Concerning your question on the difference between the Preliminary Notes and the actual parts: The first two parts are a few pages in the design of a single issue of Epilogue but the preliminary notes and part three are thicker booklets and stand on their own. The pages are numbered from the first preliminary notes to part three which ends with page 201.

Denis
Guest
 

Postby Guest » 06/18/06 11:36 AM

Thanks very much Denis, it's greatly appreciated.


Paul H

It also involves part of the pack being over the edge of the table which appears unnecessary to me. Its all very fascinating to read about however.

That actually makes sense on reflection to avoid a tip off, though I suppose it creates another and the solution isn't the only one, interesting idea though, I wish I'd thought of it.

As for culling the double duke....good heavens, I have no idea how you could possibly manage this cold from a random deck.

I don't think it's that much of a problem, it's just a question of how fast and in how many shuffles.

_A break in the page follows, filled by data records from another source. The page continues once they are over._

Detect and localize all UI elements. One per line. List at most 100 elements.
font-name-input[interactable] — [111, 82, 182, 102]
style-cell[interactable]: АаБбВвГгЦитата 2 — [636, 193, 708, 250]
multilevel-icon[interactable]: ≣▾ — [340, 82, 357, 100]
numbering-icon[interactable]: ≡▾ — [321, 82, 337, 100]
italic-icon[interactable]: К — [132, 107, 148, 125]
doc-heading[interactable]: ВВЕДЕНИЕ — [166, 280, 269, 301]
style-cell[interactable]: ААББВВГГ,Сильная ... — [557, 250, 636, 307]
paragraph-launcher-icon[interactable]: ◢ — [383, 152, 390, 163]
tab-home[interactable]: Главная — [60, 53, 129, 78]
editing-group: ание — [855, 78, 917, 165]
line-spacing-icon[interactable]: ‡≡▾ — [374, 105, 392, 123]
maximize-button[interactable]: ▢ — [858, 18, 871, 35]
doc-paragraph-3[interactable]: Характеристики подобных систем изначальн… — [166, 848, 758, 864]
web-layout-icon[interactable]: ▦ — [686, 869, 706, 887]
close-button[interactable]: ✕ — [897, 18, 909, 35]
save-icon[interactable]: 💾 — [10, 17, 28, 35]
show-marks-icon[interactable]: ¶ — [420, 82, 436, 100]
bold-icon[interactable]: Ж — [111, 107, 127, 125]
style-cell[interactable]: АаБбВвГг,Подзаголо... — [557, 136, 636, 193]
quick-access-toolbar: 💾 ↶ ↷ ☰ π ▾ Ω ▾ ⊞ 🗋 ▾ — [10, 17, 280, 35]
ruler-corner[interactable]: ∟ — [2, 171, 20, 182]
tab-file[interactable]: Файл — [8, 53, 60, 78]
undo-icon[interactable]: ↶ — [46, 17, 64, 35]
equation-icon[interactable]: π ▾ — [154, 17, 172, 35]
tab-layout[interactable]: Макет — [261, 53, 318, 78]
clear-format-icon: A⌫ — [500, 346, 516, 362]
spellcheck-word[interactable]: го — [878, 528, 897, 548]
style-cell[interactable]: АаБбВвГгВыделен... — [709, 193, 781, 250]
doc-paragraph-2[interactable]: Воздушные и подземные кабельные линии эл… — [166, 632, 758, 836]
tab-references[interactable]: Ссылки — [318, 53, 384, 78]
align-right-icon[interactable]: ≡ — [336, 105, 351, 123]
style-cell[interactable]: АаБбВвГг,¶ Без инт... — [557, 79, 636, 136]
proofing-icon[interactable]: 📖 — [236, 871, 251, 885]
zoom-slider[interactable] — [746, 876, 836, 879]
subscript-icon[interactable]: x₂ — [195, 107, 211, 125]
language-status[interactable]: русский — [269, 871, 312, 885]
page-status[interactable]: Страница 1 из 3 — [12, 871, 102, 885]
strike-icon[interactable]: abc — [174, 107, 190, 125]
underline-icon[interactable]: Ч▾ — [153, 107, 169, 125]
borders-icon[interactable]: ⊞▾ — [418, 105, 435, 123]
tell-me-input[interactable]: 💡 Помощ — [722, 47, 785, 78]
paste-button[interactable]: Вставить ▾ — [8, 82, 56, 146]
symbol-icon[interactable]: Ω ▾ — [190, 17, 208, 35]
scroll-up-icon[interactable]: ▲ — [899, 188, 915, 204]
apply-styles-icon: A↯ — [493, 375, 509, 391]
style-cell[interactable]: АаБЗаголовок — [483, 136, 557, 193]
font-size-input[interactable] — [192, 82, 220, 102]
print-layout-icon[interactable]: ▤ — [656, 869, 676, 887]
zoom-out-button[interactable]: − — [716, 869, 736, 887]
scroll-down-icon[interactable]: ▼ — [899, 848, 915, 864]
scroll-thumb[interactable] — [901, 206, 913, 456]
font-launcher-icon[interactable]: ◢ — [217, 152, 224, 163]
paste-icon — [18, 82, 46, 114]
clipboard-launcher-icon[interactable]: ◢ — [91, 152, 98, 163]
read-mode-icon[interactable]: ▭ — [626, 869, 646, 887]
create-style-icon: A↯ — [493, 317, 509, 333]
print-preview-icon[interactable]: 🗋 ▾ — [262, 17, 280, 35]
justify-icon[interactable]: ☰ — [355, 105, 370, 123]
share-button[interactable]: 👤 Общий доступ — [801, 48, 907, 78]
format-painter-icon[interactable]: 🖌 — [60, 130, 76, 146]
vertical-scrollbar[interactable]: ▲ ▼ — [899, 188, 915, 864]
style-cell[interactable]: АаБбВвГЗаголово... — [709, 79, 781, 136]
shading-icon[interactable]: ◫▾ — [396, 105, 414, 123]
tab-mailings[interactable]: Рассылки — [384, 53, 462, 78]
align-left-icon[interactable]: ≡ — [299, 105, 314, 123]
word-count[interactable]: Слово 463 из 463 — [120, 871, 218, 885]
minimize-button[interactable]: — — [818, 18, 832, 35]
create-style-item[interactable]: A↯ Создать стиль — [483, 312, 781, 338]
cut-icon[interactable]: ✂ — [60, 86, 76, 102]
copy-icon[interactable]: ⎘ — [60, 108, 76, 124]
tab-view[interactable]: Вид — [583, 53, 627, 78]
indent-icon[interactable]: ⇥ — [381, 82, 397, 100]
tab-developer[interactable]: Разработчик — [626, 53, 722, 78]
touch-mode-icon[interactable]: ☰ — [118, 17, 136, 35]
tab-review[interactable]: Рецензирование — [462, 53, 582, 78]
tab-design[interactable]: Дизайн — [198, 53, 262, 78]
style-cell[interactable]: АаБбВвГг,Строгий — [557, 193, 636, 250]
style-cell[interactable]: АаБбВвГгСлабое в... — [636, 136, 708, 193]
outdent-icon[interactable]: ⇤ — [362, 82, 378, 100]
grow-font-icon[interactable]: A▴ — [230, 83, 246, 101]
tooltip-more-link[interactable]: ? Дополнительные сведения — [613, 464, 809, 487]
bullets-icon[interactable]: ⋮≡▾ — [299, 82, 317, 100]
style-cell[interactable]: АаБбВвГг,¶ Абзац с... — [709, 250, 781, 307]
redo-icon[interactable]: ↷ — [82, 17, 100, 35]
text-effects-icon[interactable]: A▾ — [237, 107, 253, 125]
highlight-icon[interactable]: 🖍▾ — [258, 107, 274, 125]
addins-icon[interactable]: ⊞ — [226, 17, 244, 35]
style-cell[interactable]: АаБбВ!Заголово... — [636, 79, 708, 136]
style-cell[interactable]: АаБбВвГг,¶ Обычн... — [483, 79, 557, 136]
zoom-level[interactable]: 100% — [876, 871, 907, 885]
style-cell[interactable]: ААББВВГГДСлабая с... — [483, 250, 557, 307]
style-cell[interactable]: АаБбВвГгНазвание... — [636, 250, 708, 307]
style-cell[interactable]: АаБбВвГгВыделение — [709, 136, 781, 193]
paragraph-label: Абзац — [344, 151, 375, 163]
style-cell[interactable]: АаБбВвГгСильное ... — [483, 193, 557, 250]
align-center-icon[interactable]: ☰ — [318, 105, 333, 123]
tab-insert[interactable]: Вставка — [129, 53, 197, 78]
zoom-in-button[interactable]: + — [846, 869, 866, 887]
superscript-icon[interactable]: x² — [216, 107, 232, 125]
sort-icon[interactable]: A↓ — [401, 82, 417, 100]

Even Marlo had a section in the Marlo Magazine Volume 6 I believe that examined the concept, but he used a relatively high number of shuffles and didn't approach it very systematically.

Talk to you later.
Guest
 

Postby Guest » 06/18/06 12:07 PM

Originally posted by Drey:
Even Marlo had a section in the Marlo Magazine Volume 6 I believe
You can see a list with all the Marlo approaches from the Magazines 5 and 6 (as well as a few other sources) in the Riffle Culling - section of my archive.